Além dos espetáculos, o festival promove 16 ações formativas, com residências, vivências, oficinas, bate-papos e sessões de autógrafos de livros que privilegiam a escuta e a troca entre criadores e público, com o intuito de fomentar o pensamento crítico e a reflexão. Durante o período do Mirada - Festival Ibero-Americano de Artes Cênicas, o Sesc TV exibe filmes, documentários e séries relacionados ao universo do teatro, que também estão disponíveis no Sesc Digital. Acesse a programação completa em sescsp.org.br/mirada ou pelo aplicativo Mirada Festival Sesc SP.
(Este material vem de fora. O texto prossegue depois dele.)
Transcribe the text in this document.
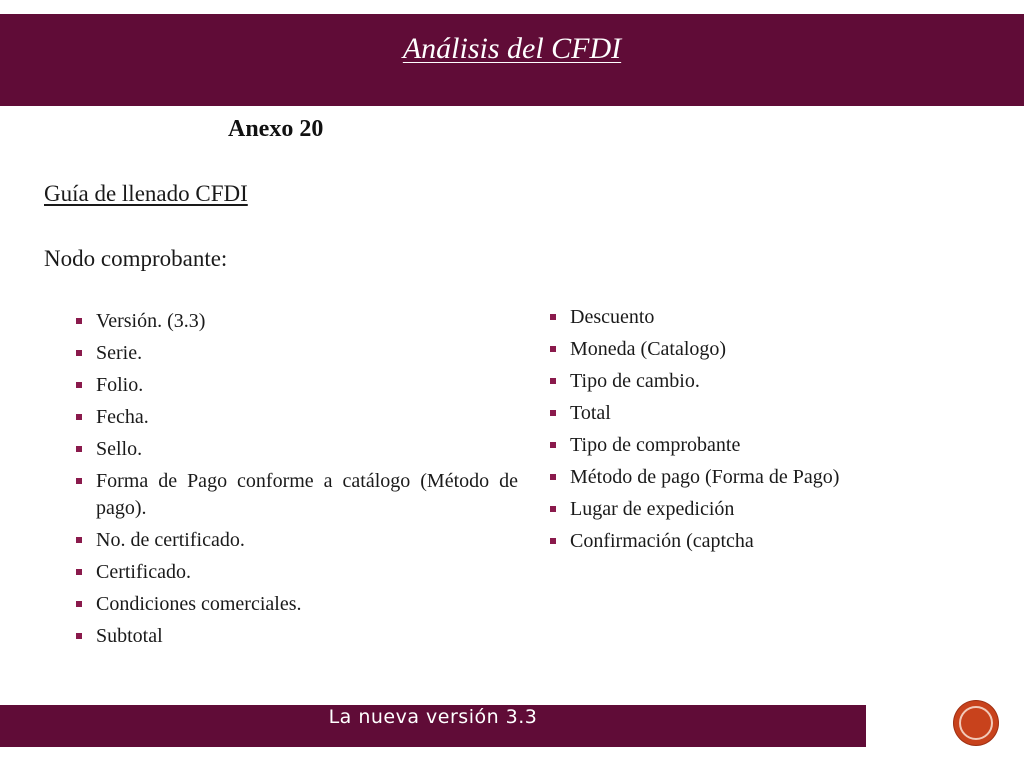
Análisis del CFDI
Anexo 20
Guía de llenado CFDI
Nodo comprobante:
Versión. (3.3)
Serie.
Folio.
Fecha.
Sello.
Forma de Pago conforme a catálogo (Método de pago).
No. de certificado.
Certificado.
Condiciones comerciales.
Subtotal
Descuento
Moneda (Catalogo)
Tipo de cambio.
Total
Tipo de comprobante
Método de pago (Forma de Pago)
Lugar de expedición
Confirmación (captcha
La nueva versión 3.3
Mirada - Festival Ibero-Americano de Artes Cênicas  
Criado em 2010 para evidenciar a diversidade de estéticas e as pesquisas nas artes cênicas dos países da América Latina e Península Ibérica, o Mirada chega à sua oitava edição reforçando as similaridades e pluralidades que se estabelecem entre a produção desses países em Santos e cidades vizinhas que carregam, além de beleza natural, a vocação de palco perfeito para evidenciar e proporcionar o intercâmbio entre os povos.


Sobre o Sesc
O Serviço Social do Comércio é uma entidade privada com finalidade pública, criada em 1946 por iniciativa do empresariado do setor de comércio de bens, serviços e turismo, e que tem como missão contribuir para a qualidade de vida dos trabalhadores dessas categorias, seus dependentes e da sociedade em geral. No estado de São Paulo, o Sesc conta com uma rede de 44 unidades, incluindo centros culturais e esportivos, bem como unidades especializadas. Oferece programações em diversas linguagens artísticas, atividades físico-esportivas e de turismo social, programas de saúde, educação para sustentabilidade, para a diversidade e para acessibilidade, alimentação, programas especiais para crianças, jovens e pessoas idosas, além do Sesc Mesa Brasil – programa institucional de combate à fome e ao desperdício de alimentos. O Sesc desenvolve, assim, uma ação de educação não formal permanente com o intuito de valorizar as pessoas ao estimular a autonomia, a convivência e o contato com expressões e modos diversos de pensar, agir e sentir.


Serviço
Mirada 2026 – Festival Ibero-Americano de Artes Cênicas
De 3 a 13 de setembro de 2026
Sesc Santos, espaços públicos e equipamentos culturais em Santos, Cubatão, Guarujá, Praia Grande e São Vicente.
Vendas de ingressos: a partir de 14 de agosto, às 15h00.
Programação e informações: sescsp.org.br/mirada e aplicativo Mirada Festival Sesc SP
Nas redes sociais pela hashtag #FestivalMirada 
Venda de ingressos a partir de 14 de agosto, às 15h, on-line pelo aplicativo Credencial Sesc SP e Central de Relacionamento Digital (centralrelacionamento.sescsp.org.br), ou presencialmente nas unidades do Sesc São Paulo.


Valores ingressos
Espetáculos adultos 
R$ 40,00 (inteira); R$ 20,00 (meia-entrada); R$ 10,00 (Credencial Plena)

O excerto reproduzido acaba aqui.